The company had reported a net profit of Rs 2,335 crore in the corresponding quarter of the previous year.
It total income from operations for the January-March stood at Rs 36,827.99 crore as against Rs 32,875.51 crore in Q4 of FY17, registering a growth of 12.02 per cent.
"Overall the performance was satisfactory despite the headwinds and the challenging environment in which we operate. But we hope to see some turnaround in the current fiscal and we are expecting around 12 per cent increase in revenues and 12-14 per cent increase in order inflows in FY18," L&T Group CFO R Shankar Raman told reporters here.
L&T won fresh orders worth Rs 142,995 crore at the group level during the year in the face of a challenging business environment. International orders contributed nearly 29 per cent at Rs 41,507 crore of the total order inflow, he said.
"Order wins in infrastructure segment, hydrocarbon and heavy engineering segments contributed to the orderflow during the year. The orders that we bagged in Q4, nearly 30 per cent were from domestic market. This we hope is the beginning of the investment cycle in the domestic market which will enable increase in capacity utilisation," Raman said.
"These markets have adopted conservative mode of investment. At the same time, we have decided to be selective in our approach while bidding and so there is a deliberate low intake," he said.
Company's Group Executive Chairman AM Naik said, "the times are very challenging but we continue to feel the prospects are good if the initiatives taken by the government are well implemented."

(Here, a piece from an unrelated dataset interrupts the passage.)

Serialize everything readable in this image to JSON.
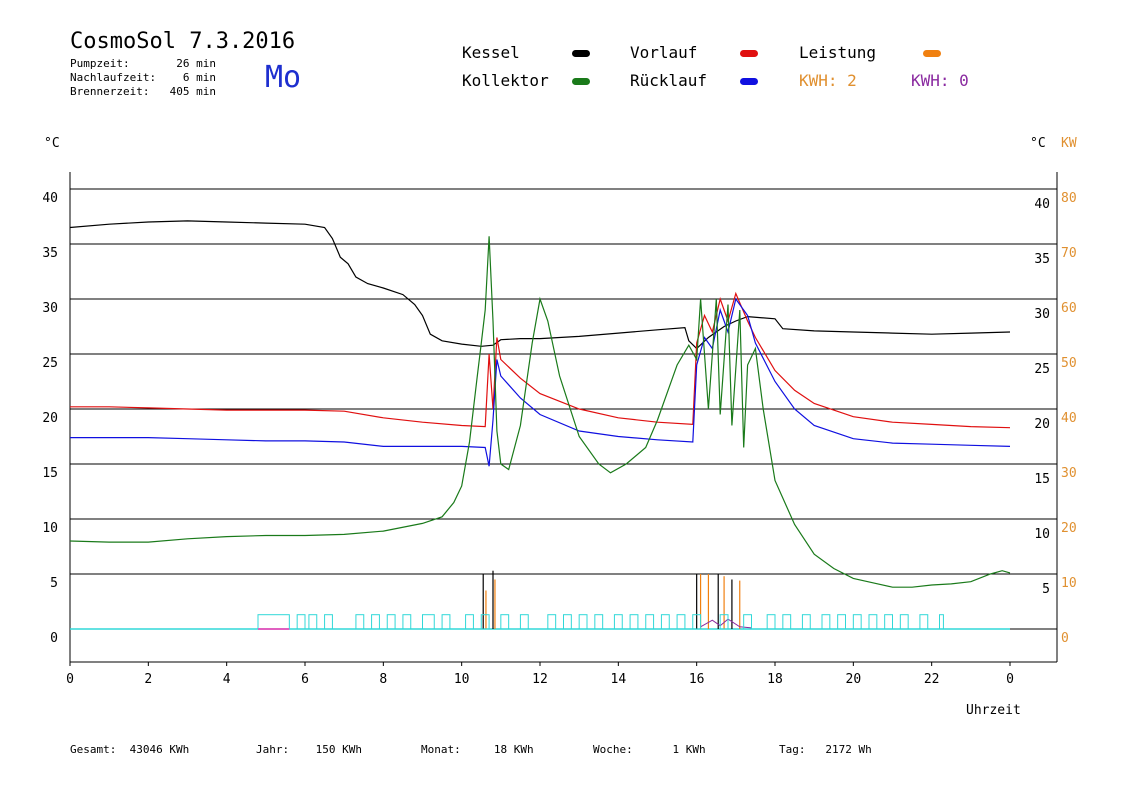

He said most of the projects, especially in the defence sector which were supposed to come in last fiscal, have been delayed.
He further said the realty market was also impacted, especially after demonetisation. "Due to these reasons, we consequently stopped certain projects. But we feel the momentum will be back. We removed nearly Rs 18,000 crore worth of non-moving projects. In the last few years we have adopted this strategy of removing non-moving projects from our order books and we report only executable contracts," he said.
Naik further said there is still time for private sector capex to come into the system.
"Today there is enough liquidity with the banks, but they don't want to fund sectors which require resources. The sectors where they want to fund, the promoters are worried about repaying the existing debt and not borrowing. Private sector is almost moving out of the scene and we are looking only if the government can spend," he said.
Naik said the company is looking at participating in hybrid annuity model based projects and is also exploring opportunities of setting up infrastructure investment trust (InvIT).